Today I had a conversation with a certain young man I work with. I told him that the things that had happened between us were not going to happen again. I like him, I fancy him, but it would never be more than that and I didn't want to wreck his marriage or my chances of meeting someone for just a wee fling.
That took some doing. That's the first time I've told a guy I really like 'No'. It was hard, but I am pleased I did it. If tinged with a little regret because he's so lush! But that's temptation - he wouldn't be tempting if I didn't fancy him and it would have been easy to have said 'No' in the first place.
"Often people attempt to live their lives backwards; they try to have more things, or more money, in order to do more of what they want, so they will be happier. The way it actually works is the reverse. You must first be who you really are, then do what you need to do, in order to have what you want." ~Margaret Young
My current Facebook song lyric status tells the world I'm holding out for a hero. Am I? I'd like to think I am, but sometimes I'm just holding out for the first man that walks across my path.

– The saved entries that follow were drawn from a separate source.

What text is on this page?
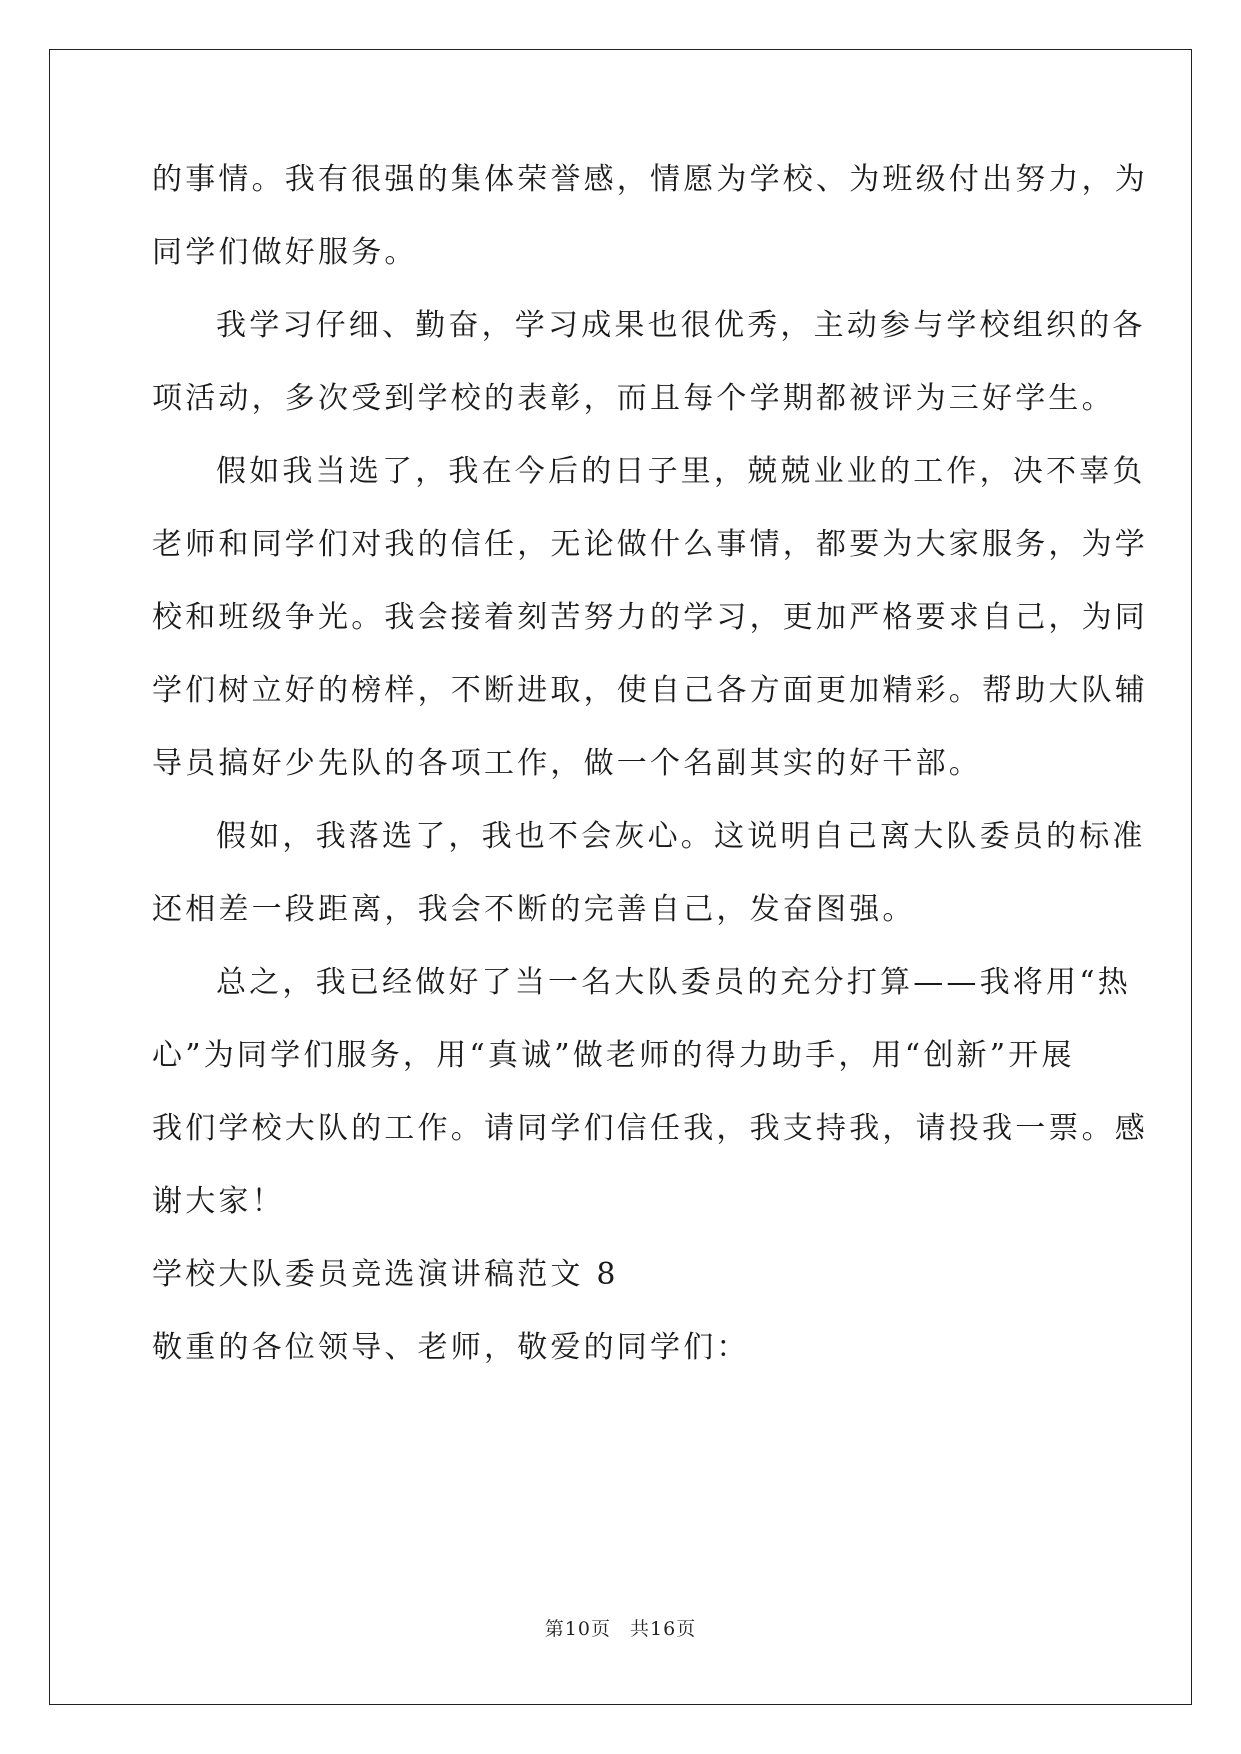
的事情。我有很强的集体荣誉感，情愿为学校、为班级付出努力，为
同学们做好服务。
我学习仔细、勤奋，学习成果也很优秀，主动参与学校组织的各
项活动，多次受到学校的表彰，而且每个学期都被评为三好学生。
假如我当选了，我在今后的日子里，兢兢业业的工作，决不辜负
老师和同学们对我的信任，无论做什么事情，都要为大家服务，为学
校和班级争光。我会接着刻苦努力的学习，更加严格要求自己，为同
学们树立好的榜样，不断进取，使自己各方面更加精彩。帮助大队辅
导员搞好少先队的各项工作，做一个名副其实的好干部。
假如，我落选了，我也不会灰心。这说明自己离大队委员的标准
还相差一段距离，我会不断的完善自己，发奋图强。
总之，我已经做好了当一名大队委员的充分打算——我将用“热
心”为同学们服务，用“真诚”做老师的得力助手，用“创新”开展
我们学校大队的工作。请同学们信任我，我支持我，请投我一票。感
谢大家！
学校大队委员竞选演讲稿范文 8
敬重的各位领导、老师，敬爱的同学们：
第10页 共16页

I went to a Christian singles party last weekend. The high point of the party was bumping into the guy I met at the last party, who I went on 2 dates with and he told me there was no chemistry (I think I agonised about this back in Feb/March. Also turns out he did the same thing around the same time to another girl I know!) That was the HIGH point of the night!
I'm not asking for a hunk - but I wouldn't turn one down! Just a regular guy would be nice. Someone who's not a coward and is prepared to ask me out, to challenge me. Someone who has a strong faith, but who isn't afraid of questioning or stretching it. Someone who's at ease with himself - someone with a bit of ZING! I know Christian guys have had to contend with the 'look at a woman in lust and you've committed adultery' message rammed down their throat, but the seem to then go one of 2 ways - suppress it completely until they're almost asexual, or act out (and yes, it does take one to know one, because women struggle with this too).

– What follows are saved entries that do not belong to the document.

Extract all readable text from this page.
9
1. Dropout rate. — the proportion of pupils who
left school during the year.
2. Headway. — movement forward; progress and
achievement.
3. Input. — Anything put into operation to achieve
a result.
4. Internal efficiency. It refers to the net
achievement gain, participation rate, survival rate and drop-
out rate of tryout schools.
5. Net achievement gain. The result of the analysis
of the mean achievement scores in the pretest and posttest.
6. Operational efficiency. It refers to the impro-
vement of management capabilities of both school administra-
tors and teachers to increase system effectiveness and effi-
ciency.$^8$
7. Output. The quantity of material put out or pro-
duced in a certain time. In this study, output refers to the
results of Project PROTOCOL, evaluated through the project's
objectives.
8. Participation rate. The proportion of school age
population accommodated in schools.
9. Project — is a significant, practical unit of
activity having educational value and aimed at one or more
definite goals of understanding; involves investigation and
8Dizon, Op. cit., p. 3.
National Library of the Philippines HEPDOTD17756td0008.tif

Sure, a hero would be nice. Sweep me off my feet. Handsome, strong, go-getting. Yeah, that would be fantastic!
As part of my spiritual direction session, my director asked me what one thing I could do to get towards my goal of feeling more connected with God. My answer was to read the Bible. But how? Although an avid reader, I find it hard to read the Bible - what a confession for a Christian, eh? And then it came to me - I could blog it!
So, over the next 4 weeks I'm going to blog the book of James on my new blog: Jo's Bible blog.
Hopefully this could be the start of something. It's going to be no Tom Wright, but you never know what I might come up with.
And perhaps this will help me in my quest to become more connected, to become more whole as a person, because at the moment I'm not sure how many me's there are.
"Delight yourself in the LORD and he will give you the desires of your heart." Psalm 37:4
And hopefully I'll soon know what the desires of my heart are.